Der Leiter des umstrittenen Bahnprojekts Stuttgart 21, Hany Azer, gibt überraschend auf. Wie die Deutsche Bahn am Montag mitteilte, habe sich Azer immer wieder persönlichen Anfeindungen und Drohungen von S 21-Gegnern ausgesetzt gesehen. "Zuletzt war es ihm nur unter Personenschutz des Konzerns möglich zu arbeiten."
Azer, 61, habe sich daher entschlossen, die Leitung von Stuttgart 21 zum 31. Mai abzugeben. Bis dahin will die Bahn einen Nachfolger gefunden haben. An dem Projekt, zu dem die Tieferlegung des Stuttgarter Hauptbahnhofs sowie die Neubaustrecke Wendlingen-Ulm gehören, hält der Konzern unbeirrt fest. Derzeit ruhen die Bauarbeiten allerdings, weil die Bahn zunächst mit der neuen grün-roten Landesregierung sprechen will. Die Grünen lehnen S 21 ab.
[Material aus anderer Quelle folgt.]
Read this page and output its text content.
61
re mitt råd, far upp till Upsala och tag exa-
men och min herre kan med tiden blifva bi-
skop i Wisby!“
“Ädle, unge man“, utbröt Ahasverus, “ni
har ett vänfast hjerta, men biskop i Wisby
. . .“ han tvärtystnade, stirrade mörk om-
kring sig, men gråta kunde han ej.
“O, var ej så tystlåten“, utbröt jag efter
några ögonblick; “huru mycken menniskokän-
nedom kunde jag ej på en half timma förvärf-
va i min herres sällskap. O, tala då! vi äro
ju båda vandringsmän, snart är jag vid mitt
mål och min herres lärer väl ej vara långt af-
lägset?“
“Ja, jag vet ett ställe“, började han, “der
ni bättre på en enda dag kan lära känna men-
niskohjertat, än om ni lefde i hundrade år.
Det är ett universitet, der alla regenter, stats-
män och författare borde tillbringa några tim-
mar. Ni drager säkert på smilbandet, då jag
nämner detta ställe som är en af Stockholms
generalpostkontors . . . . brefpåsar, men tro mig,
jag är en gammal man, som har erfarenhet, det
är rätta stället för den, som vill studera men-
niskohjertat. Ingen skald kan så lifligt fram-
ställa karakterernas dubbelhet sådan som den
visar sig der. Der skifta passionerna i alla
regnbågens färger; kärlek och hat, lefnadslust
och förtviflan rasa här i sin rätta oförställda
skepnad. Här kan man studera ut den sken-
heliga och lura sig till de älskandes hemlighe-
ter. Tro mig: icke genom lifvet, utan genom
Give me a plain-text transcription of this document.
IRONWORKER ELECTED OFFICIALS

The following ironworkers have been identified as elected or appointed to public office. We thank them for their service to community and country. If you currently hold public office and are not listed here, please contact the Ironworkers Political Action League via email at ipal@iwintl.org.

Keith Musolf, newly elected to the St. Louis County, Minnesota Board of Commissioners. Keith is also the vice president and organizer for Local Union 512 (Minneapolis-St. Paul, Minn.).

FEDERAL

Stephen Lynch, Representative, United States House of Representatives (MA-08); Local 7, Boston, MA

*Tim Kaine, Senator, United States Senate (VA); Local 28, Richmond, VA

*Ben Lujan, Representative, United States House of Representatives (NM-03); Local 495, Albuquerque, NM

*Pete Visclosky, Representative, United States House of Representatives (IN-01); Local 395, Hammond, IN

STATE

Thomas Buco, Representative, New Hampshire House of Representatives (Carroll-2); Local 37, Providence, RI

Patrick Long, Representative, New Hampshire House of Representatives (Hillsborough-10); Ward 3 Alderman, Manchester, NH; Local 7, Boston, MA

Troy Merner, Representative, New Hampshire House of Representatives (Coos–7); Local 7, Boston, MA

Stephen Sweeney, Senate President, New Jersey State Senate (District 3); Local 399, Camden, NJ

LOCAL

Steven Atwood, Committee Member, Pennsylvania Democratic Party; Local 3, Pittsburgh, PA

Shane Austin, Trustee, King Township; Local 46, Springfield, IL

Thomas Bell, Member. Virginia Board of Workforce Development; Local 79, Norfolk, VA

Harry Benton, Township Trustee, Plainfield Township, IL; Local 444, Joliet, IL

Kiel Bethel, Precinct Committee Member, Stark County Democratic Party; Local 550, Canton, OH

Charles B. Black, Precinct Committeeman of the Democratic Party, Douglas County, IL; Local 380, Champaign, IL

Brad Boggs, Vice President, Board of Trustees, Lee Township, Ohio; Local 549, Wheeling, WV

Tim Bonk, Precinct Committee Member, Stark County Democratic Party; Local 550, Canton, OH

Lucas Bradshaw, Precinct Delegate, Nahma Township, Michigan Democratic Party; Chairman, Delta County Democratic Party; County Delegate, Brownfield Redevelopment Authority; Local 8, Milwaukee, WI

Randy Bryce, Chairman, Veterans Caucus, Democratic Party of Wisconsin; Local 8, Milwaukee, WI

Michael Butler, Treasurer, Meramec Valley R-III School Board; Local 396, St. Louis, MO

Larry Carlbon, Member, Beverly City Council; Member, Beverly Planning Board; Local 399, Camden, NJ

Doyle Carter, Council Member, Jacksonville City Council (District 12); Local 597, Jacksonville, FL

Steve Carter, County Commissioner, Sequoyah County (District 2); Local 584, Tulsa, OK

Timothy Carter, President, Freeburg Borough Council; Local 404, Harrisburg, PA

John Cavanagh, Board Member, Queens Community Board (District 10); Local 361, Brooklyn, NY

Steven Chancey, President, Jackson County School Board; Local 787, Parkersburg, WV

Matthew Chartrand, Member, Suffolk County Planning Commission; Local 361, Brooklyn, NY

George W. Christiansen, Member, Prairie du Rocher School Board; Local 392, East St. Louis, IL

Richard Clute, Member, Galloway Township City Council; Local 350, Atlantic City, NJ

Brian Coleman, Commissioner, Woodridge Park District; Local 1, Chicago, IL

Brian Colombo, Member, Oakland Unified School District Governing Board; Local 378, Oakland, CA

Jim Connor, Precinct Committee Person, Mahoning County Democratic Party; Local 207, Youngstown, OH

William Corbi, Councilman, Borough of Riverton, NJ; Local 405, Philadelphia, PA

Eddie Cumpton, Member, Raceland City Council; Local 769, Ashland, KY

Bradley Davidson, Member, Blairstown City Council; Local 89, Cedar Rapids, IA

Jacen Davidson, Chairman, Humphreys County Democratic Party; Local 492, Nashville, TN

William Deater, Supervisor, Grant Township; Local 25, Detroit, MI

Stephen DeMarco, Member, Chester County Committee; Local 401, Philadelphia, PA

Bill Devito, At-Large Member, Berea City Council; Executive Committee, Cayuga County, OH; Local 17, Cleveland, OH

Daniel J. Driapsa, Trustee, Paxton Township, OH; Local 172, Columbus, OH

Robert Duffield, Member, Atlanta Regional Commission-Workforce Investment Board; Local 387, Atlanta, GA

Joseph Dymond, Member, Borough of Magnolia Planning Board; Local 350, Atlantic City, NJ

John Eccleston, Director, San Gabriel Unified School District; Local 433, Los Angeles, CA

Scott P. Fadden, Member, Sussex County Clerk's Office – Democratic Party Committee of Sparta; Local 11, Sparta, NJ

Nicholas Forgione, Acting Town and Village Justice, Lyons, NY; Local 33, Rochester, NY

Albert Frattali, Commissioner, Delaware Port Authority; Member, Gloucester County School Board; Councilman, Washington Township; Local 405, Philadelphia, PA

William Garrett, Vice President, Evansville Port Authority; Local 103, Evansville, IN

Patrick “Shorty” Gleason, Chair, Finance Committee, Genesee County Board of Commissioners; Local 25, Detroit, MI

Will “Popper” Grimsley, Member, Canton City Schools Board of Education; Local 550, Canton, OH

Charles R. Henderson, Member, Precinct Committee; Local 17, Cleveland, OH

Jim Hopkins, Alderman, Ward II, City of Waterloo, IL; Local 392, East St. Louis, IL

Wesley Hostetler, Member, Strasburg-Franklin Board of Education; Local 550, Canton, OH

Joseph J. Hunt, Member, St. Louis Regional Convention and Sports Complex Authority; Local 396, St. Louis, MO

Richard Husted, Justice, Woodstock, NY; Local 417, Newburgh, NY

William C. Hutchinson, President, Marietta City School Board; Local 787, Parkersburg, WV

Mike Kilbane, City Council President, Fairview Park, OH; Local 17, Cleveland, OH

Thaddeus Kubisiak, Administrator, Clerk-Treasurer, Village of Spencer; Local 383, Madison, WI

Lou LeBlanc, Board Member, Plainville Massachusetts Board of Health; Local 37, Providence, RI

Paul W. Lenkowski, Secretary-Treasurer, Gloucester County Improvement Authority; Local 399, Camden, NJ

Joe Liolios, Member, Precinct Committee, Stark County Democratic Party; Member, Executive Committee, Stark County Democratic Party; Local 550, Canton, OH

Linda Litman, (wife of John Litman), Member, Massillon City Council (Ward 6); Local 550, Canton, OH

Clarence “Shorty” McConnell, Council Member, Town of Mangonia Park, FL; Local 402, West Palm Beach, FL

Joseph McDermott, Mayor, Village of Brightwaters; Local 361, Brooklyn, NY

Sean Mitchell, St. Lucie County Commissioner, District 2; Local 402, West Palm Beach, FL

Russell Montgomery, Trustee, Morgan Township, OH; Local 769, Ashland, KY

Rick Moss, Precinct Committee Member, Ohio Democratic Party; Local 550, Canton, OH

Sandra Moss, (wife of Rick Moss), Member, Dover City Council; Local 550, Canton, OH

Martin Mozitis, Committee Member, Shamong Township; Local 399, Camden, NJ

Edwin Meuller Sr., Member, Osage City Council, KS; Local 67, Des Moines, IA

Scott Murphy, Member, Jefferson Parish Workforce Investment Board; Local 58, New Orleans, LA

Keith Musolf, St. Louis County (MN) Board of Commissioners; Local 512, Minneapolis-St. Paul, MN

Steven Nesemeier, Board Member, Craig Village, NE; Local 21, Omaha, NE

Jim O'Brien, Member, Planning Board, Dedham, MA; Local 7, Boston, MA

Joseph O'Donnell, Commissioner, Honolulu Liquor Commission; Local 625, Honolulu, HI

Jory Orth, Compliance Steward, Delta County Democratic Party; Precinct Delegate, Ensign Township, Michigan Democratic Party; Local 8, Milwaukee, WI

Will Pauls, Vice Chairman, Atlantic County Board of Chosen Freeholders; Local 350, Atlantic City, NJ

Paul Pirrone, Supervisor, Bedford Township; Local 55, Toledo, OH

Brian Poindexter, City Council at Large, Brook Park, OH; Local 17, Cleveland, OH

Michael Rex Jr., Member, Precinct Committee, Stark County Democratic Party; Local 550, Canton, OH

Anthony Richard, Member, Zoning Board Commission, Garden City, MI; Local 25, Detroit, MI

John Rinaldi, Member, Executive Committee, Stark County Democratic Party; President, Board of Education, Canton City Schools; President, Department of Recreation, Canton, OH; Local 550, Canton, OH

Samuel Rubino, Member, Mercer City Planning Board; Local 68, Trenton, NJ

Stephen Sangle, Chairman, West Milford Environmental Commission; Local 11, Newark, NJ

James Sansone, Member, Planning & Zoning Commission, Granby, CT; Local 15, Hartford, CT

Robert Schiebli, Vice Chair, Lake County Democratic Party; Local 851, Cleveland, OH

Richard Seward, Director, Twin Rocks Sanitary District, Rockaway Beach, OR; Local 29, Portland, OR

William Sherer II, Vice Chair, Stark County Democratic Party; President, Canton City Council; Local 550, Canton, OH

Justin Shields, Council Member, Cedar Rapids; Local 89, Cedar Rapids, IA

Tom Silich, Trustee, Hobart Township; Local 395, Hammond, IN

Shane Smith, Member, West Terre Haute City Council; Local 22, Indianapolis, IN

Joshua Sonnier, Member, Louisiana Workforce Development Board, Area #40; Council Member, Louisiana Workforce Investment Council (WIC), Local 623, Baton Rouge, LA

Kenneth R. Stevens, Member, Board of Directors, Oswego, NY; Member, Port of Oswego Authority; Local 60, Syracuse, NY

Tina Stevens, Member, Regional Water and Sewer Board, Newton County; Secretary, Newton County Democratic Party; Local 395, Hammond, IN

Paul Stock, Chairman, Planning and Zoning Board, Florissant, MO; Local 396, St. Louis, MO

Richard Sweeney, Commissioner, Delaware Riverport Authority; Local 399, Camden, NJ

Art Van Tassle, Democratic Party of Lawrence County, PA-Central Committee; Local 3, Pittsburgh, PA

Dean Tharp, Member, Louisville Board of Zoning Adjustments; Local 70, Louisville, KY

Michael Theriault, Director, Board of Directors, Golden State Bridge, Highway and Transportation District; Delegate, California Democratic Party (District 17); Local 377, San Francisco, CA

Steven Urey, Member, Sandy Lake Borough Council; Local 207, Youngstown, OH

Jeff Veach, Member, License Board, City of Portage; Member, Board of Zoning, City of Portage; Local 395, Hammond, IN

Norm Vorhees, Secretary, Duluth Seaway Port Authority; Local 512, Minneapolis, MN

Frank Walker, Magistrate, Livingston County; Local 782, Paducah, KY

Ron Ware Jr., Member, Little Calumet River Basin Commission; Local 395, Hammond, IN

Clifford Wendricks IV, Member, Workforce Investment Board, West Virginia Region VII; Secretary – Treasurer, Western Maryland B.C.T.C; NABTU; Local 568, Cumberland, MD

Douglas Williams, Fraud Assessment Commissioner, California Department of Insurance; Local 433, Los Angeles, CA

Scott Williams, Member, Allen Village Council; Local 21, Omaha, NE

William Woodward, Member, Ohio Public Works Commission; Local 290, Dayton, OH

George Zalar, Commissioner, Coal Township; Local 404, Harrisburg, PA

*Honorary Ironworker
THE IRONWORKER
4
Der gebürtige Ägypter Azer, der zuvor bereits die Bauleitung für den Berliner Hauptbahnhof innehatte, übernahm die Projektleitung für Stuttgart 21 im April 2008.
Erst vor gut einem Monat hatte der 61-Jährige für Aufsehen gesorgt. Damals waren ein Brief von ihm und ein 130 Seiten starkes Dossier bekannt geworden, in denen er erhebliche Risiken aufgelistet hatte. Sie könnten das Projekt um bis zu 1,26 Milliarden Euro teurer machen. Die Bahn hatte das jedoch zurückgewiesen. In den Dokumenten seien turnusmäßig "sämtliche nur erdenklichen Risiken" für den Vorstand aufgelistet worden. Es sei völlig ausgeschlossen, dass sich die Risiken am Ende tatsächlich alle realisierten.